Sweden — where 6 percent of all cars sold last year were electrified, the third biggest share in the world after Norway and the Netherlands — offers a rebate of up to $4,500 with the purchase of fully electric vehicles and about half that much for plug-in hybrids. The latter are often bought by corporations because they’re incentivized to do it by the government. In China, the central government subsidizes the purchase of electric cars by a maximum of $6,300, and provincial governments are allowed to add up to half as much to the subsidy. It’s also easier to register an electric car than a traditional one in large Chinese cities. These incentives will stay in place in China at least until 2020.

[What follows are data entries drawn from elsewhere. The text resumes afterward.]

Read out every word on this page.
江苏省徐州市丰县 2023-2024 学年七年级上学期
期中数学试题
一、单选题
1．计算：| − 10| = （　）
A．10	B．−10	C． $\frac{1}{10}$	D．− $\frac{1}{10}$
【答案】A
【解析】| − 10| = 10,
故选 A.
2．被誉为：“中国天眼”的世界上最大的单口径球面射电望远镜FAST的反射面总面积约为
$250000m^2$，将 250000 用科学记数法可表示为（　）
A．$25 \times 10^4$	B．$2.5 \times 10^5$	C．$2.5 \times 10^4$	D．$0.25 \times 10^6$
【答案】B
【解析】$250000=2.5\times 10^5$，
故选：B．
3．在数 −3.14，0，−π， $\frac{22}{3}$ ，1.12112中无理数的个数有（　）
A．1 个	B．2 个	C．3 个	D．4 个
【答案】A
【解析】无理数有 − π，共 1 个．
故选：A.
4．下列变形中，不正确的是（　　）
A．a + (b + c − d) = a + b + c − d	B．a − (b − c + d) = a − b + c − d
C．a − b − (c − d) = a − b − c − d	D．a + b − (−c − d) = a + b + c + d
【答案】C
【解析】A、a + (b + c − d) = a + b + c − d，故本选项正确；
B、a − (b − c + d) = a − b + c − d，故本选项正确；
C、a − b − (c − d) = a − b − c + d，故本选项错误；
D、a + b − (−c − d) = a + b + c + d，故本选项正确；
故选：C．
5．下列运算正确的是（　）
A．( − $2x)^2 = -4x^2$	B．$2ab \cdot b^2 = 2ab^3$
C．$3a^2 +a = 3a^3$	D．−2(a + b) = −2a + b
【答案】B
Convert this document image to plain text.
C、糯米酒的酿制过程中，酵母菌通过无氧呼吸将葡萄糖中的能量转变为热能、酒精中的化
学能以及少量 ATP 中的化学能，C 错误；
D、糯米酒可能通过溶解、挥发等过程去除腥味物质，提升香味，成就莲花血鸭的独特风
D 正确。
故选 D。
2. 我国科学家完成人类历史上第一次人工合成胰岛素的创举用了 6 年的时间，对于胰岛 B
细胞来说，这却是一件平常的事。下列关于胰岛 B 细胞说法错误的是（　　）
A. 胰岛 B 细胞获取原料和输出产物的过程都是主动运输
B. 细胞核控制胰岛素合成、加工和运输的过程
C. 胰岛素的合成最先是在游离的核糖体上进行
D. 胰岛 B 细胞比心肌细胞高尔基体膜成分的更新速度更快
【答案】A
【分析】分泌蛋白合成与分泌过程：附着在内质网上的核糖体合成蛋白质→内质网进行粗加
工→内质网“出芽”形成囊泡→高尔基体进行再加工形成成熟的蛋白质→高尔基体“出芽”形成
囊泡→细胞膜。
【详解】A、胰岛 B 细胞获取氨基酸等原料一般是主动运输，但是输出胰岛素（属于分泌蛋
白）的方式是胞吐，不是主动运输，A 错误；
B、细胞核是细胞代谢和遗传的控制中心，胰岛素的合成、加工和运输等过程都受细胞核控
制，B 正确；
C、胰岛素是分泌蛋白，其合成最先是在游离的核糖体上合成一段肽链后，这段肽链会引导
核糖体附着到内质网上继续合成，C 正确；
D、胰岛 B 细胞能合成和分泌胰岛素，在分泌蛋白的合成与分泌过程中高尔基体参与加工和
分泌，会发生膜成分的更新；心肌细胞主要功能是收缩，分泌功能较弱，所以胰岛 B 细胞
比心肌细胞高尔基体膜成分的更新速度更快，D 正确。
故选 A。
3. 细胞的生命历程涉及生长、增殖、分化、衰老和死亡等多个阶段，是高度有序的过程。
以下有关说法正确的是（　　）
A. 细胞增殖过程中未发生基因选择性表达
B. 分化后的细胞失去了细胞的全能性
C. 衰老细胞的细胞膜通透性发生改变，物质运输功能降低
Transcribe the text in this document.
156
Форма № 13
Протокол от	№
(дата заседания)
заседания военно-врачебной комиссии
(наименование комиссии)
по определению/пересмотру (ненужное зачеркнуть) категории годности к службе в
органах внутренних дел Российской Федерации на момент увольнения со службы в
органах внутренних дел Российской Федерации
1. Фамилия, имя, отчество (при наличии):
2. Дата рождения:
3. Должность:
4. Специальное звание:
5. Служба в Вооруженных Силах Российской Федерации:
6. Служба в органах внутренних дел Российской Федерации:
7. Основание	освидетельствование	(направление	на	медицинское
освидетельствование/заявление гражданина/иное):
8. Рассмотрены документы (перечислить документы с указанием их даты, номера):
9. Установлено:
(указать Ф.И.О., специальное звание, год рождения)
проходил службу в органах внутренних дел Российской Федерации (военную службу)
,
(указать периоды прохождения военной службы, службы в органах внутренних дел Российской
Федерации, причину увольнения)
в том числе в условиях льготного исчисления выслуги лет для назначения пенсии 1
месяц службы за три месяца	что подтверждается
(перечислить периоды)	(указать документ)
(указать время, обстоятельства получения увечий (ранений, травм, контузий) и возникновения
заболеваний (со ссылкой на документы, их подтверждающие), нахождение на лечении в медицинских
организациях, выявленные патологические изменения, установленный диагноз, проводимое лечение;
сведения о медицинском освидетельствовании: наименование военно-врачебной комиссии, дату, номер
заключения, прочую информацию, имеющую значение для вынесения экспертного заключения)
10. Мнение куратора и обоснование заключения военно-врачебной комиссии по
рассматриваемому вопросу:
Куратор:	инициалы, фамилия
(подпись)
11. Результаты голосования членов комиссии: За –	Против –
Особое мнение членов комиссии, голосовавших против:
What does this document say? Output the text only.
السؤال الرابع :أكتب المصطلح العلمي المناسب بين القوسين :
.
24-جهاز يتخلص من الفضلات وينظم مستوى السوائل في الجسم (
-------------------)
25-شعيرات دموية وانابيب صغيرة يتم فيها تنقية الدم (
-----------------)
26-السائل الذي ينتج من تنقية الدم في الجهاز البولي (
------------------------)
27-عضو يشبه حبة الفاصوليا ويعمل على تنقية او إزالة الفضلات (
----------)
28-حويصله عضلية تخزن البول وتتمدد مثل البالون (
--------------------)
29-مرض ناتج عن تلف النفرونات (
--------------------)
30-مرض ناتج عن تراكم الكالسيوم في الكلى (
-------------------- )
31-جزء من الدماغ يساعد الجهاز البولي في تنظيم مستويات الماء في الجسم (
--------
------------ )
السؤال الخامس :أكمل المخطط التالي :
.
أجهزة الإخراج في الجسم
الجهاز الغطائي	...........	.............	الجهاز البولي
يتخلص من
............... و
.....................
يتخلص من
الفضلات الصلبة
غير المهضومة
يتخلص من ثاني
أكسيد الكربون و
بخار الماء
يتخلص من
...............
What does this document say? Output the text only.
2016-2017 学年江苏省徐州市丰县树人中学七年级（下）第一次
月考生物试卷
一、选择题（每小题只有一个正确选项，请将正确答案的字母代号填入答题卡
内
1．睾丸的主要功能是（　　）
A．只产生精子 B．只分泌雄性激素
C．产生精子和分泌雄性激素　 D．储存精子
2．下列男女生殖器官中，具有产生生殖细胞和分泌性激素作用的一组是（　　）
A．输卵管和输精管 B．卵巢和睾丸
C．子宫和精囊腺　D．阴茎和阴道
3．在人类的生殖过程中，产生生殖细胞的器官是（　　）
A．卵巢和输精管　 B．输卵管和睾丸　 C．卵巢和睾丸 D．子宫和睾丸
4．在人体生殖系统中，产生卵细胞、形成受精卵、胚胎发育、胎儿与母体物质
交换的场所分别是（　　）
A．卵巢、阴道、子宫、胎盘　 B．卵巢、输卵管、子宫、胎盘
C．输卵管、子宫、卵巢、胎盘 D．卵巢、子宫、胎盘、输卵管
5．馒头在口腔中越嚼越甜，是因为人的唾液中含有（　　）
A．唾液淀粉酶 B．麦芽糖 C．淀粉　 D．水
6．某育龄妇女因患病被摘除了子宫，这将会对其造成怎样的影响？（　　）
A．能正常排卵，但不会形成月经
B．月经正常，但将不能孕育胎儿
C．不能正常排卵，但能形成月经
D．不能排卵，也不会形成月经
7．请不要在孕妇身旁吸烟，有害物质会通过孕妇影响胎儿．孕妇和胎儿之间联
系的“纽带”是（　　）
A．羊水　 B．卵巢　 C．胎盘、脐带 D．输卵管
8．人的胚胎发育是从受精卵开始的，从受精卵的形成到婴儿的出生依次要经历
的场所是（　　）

In the U.S., meanwhile, the federal government offers tax credits of between $2,500 and $7,500 per electric car (and states can add to that), but they will be phased out for each manufacturer as soon as it sells a total of 200,000 cars — something that should happen to Tesla quite soon if everything goes to plan with the Model 3.

Tesla sells cars in China, but isn’t a major player. In 2016, it supplied just 7,548 of the 257,000 battery-powered vehicles sold in that country. The reason is that the Chinese government taxes imported cars at 25 percent. In the European Union, which includes Sweden, the tariff on car imports is 10 percent. A U.S. manufacturer faces an instant disadvantage, especially with a mass-market car, compared with a firm that makes vehicles in the world’s biggest and third-biggest markets, China and the European Union. The import duties ruin the effect of electric car incentives.

Because suppliers capture a bigger share of the profit from electric vehicles than from traditional cars, large volumes are necessary for production to make economic sense for companies even when each individual car is sold at a profit (something that BMW says is true of its electric models, but Tesla can’t say of its pre-Model 3 range). Automakers that produce electric cars in China and Europe are more likely to achieve large volumes than Tesla, with its U.S.-based production. In January through April 2017, 126,000 plug-in vehicles (hybrid and battery-powered) were sold in China and Europe, compared with 41,000 in the U.S.

No wonder Tesla is talking to the Shanghai provincial government to set up a factory. It will, however, take it longer than Volvo, the German automakers — Volkswagen, BMW and Daimler — or General Motors, which are already building cars in China and investing in electric vehicle production there.

Besides, these companies, unlike Tesla, aren’t hung up on making battery-powered vehicles only. Volvo doesn’t intend to drop gasoline and diesel engines for all new models — it will merely supplement them with electric motors. That way, consumers for whom battery-powered vehicles aren’t practical because of shorter range and longer charging times can get more choice.

Now that the established manufacturers are playing in the electric vehicle space, their greater versatility, geographic reach, and financial resources make the world a dangerous place for Tesla. Soon, it’ll be tested by the kind of competition to which “legacy” carmakers have long been accustomed, and it will be attacked from commanding positions.